You keep saying that it is "complexity" but you never explain *why*
this is "complexity". Consider the above: I went into detail as to
exactly where your proposal would add complexity. I've yet to see you
give a similarly detailed account of the increase in complexity. All
you say is that "it's a third kind of member function, and that's

Indeed, I would argue that this *simplifies* classes. Why? Because
pointer-to-member-function syntax and trailing qualifiers are
*complicated*. They have their own special rules and so forth that
don't work at all like regular functions. Having no reference
qualifiers doesn't mean it takes `this` by value the way it does
everywhere else. Member pointer syntax is exceedingly ugly, as is the
tortured syntax for *calling* them. And this is ugly by C++ standards.

You may have gotten used to these rules, but not having to know about
them makes the language simpler.

By contrast, explicit `this` makes all parameters behave the same. The
kind of function pointers you get out of them work exactly like any
other function pointers; no special `->*` or whatever syntax is
needed. And indeed, it makes explicit members and static members
behave the same.

The only odd-man out here are implicit member functions. And the
*only* reason to still use them (besides legacy/cross-version code) is
for `virtual` functions. Which makes sense, as they are indirect
callable functions that are inherently dependent on their class types
to do dispatch. So having to use specialized syntax on them, like
`->*`, makes sense. They're a weird kind of function with its own
weird properties.

Give me an example of some code using this feature that would be too
complicated for a user to learn. Not merely that would be momentarily
surprising for a user to see their code fail to compile, but that
would make code using it needlessly complex.

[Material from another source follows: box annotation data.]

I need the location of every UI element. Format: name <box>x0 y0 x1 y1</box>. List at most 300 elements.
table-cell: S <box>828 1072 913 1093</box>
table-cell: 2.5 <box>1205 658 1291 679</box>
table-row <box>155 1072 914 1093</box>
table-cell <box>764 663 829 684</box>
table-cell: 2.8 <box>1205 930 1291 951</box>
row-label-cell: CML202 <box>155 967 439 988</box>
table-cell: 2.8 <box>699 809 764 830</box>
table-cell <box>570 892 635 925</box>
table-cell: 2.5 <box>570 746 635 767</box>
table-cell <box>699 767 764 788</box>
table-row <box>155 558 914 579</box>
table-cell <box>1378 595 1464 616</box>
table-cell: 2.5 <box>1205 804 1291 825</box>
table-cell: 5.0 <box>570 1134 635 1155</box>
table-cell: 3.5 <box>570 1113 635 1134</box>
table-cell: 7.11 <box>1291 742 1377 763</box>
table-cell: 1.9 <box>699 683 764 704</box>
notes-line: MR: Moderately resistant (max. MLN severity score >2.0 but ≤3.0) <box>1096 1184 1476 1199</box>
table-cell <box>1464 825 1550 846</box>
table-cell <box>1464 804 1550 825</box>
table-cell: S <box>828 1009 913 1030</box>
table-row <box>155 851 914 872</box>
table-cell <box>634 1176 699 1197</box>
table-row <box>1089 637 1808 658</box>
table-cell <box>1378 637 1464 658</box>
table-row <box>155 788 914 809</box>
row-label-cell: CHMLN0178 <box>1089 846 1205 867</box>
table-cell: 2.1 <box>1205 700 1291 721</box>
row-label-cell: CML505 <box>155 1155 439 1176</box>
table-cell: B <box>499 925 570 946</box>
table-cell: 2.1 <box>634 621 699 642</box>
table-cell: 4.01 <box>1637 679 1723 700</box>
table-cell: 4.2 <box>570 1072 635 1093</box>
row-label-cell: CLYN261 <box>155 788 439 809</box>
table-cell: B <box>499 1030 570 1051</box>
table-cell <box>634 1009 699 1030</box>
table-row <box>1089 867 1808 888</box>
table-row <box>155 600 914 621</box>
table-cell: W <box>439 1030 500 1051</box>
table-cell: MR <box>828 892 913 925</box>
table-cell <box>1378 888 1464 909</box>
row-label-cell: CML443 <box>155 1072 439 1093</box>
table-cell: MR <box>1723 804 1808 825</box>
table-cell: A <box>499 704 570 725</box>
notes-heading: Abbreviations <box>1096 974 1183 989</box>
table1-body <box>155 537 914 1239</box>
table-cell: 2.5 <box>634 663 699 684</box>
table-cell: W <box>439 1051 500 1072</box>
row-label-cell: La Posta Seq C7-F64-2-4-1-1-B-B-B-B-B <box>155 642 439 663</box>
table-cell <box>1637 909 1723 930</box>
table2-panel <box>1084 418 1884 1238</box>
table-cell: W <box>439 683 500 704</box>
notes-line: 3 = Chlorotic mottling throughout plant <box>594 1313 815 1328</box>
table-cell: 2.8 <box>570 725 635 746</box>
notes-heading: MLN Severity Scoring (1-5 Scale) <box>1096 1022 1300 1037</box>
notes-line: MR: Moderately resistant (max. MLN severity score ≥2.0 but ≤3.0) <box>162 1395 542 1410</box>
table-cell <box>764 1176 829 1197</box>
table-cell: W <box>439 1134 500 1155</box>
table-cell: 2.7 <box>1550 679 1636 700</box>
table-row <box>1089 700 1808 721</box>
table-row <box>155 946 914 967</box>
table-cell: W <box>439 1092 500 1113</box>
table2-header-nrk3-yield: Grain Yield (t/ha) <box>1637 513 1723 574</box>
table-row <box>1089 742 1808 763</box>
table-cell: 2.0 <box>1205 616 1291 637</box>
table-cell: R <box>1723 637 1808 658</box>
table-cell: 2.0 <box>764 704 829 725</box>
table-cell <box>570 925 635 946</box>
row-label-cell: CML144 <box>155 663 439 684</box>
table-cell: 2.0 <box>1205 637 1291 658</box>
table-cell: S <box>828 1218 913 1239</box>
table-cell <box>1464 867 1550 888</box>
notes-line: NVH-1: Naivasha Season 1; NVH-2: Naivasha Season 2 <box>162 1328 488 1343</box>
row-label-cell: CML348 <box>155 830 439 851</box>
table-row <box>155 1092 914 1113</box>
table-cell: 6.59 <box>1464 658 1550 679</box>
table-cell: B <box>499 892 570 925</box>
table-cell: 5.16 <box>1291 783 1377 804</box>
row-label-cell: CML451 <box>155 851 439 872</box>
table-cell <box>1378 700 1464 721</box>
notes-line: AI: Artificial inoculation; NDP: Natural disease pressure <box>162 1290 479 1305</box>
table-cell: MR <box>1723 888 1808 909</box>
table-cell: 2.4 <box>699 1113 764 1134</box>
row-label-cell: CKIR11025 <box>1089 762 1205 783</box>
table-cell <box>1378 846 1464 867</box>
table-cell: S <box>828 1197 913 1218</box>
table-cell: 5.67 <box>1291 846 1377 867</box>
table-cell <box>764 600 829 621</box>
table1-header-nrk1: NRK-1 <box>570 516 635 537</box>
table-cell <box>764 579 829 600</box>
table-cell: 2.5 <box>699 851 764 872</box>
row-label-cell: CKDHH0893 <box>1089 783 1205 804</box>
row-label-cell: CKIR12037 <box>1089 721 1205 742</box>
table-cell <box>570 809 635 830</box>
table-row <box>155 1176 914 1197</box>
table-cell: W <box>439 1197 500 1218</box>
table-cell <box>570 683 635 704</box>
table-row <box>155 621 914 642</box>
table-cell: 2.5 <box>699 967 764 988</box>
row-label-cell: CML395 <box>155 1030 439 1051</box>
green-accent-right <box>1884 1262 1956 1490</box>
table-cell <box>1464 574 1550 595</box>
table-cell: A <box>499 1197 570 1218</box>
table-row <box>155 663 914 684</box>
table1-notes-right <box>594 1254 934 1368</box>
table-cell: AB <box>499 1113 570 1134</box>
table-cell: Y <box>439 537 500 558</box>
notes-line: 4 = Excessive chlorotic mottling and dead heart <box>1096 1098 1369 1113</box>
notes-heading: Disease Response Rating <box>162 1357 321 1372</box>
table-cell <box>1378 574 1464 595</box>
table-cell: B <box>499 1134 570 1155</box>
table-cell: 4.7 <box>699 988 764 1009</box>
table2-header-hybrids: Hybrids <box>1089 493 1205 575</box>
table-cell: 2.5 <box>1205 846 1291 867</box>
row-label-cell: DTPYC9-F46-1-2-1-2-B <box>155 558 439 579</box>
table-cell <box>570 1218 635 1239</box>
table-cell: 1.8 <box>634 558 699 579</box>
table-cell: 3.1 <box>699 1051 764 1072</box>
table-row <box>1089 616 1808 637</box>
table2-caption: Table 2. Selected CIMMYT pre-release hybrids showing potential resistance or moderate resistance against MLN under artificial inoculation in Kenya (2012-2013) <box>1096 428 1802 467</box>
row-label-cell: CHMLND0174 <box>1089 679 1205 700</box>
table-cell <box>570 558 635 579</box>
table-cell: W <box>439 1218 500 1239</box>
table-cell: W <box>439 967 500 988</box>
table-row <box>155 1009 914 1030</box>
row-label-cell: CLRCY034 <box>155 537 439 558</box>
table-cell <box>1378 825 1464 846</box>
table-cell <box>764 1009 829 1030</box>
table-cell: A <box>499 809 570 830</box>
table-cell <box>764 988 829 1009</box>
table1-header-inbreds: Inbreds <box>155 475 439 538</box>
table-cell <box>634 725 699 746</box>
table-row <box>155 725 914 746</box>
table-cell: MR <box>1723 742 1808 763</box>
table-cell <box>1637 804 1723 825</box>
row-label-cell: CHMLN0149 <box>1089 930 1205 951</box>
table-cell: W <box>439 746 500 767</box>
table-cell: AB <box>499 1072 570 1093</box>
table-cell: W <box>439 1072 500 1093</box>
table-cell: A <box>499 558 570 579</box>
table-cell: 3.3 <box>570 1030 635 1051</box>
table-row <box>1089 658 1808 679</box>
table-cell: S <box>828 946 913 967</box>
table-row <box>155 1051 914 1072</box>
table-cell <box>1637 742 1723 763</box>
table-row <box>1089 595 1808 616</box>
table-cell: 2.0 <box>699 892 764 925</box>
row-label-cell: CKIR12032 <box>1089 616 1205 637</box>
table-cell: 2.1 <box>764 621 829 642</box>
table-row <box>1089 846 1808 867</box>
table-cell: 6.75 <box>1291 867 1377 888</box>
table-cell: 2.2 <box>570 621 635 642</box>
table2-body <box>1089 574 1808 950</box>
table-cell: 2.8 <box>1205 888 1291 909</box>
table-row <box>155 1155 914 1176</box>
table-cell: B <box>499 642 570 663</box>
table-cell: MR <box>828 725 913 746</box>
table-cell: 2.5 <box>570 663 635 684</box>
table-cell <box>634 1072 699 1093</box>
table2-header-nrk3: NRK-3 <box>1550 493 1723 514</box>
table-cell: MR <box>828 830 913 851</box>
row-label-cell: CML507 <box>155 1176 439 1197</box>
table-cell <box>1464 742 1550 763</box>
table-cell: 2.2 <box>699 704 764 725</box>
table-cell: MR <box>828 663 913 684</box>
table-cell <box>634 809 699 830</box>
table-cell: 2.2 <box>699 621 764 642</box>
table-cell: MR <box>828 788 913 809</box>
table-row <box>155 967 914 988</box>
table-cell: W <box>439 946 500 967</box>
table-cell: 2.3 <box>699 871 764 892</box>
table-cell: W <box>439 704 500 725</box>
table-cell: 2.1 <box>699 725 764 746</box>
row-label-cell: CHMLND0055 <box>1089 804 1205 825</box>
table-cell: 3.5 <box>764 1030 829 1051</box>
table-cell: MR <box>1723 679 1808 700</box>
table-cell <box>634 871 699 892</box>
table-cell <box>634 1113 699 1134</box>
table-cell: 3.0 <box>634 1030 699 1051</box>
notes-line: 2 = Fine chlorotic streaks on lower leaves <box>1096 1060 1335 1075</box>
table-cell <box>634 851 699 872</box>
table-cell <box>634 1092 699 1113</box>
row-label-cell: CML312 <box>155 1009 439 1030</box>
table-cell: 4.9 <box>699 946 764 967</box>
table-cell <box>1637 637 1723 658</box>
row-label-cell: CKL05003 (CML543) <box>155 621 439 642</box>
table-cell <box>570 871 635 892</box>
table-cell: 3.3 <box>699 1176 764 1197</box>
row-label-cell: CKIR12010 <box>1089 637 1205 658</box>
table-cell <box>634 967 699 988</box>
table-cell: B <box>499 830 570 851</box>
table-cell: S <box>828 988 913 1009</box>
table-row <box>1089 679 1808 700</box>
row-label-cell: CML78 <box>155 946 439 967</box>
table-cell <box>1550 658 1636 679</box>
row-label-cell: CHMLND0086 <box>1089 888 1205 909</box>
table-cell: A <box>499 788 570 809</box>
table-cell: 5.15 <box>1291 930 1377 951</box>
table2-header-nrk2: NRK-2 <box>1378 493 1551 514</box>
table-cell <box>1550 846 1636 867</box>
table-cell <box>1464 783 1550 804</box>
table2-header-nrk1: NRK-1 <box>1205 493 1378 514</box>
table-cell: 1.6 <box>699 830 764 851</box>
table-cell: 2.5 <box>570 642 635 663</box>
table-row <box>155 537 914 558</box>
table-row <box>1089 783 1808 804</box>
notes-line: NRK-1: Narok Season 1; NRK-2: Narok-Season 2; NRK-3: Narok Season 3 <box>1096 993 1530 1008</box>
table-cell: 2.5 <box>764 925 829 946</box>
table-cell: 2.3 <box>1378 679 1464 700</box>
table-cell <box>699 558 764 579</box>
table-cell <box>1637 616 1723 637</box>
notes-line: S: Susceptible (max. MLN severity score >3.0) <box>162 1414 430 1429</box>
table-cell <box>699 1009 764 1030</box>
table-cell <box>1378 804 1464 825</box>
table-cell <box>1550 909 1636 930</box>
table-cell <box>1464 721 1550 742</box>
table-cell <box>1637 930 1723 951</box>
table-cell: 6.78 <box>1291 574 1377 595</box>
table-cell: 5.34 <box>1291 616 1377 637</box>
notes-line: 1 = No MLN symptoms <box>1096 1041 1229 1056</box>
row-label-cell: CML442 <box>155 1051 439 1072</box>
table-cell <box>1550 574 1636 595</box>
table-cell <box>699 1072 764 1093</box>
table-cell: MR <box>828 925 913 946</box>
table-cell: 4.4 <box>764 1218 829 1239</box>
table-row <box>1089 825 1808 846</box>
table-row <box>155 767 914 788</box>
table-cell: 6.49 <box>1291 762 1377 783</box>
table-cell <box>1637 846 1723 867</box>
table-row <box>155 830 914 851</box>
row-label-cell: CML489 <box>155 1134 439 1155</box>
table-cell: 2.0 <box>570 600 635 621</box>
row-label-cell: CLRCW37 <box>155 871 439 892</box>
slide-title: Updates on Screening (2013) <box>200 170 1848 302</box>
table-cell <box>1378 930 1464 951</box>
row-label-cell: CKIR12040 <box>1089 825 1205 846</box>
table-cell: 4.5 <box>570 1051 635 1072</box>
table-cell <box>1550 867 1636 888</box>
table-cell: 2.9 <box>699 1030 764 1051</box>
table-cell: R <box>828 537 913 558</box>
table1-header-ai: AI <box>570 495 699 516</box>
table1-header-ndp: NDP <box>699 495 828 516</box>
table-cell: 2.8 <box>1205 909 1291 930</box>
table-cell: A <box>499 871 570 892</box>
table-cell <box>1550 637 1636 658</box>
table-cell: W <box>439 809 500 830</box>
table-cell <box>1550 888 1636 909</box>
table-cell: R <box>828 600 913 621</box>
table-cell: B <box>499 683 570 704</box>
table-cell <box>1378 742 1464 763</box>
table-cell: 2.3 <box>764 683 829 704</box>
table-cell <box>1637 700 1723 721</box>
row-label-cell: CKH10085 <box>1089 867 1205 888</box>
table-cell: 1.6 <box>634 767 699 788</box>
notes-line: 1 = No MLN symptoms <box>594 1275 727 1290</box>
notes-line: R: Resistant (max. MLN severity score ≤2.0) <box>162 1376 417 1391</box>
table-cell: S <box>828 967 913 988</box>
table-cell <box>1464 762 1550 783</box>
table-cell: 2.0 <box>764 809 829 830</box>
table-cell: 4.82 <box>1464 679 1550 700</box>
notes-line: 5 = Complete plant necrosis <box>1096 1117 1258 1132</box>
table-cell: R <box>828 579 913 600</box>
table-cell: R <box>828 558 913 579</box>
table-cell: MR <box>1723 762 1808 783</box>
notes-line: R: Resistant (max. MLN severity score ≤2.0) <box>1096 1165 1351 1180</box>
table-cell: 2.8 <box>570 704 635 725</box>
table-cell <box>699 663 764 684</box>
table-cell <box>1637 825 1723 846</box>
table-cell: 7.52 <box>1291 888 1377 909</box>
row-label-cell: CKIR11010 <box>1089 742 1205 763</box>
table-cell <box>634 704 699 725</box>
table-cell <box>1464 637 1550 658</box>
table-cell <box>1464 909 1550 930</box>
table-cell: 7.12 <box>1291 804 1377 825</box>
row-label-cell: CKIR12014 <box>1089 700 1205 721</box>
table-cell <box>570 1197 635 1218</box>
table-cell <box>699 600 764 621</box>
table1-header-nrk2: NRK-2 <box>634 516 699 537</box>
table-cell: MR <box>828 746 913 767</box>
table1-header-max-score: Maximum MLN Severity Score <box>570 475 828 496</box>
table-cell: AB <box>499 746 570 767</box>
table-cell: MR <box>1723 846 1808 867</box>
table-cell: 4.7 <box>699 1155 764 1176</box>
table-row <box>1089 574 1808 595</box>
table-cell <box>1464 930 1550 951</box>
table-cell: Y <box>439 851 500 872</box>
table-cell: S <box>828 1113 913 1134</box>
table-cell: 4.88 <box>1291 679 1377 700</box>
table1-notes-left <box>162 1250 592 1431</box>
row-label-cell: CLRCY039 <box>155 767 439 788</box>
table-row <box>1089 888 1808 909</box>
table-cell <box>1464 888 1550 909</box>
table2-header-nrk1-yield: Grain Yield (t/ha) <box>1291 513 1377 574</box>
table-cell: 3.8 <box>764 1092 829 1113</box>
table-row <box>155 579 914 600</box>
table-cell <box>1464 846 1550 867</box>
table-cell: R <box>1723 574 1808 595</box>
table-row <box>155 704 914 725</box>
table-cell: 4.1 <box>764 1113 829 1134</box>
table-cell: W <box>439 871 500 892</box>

> It seems they are adding this new type of member functions only because they want to be able to pass the object argument by value, which is a trivial thing and hardly can be called a benefit.

That is not *the* motivation for the syntax. It's merely a thing it does.

> Let's wait and see what the final adopted text will look like. I still doubt that the proposal in its current form will make it to the standard.

Do you have a basis for saying that? CWG and EWG both seem to like it
a whole lot: https://github.com/cplusplus/papers/issues/115

> In recent years the trend has been to remove unnecessary complexities from the language.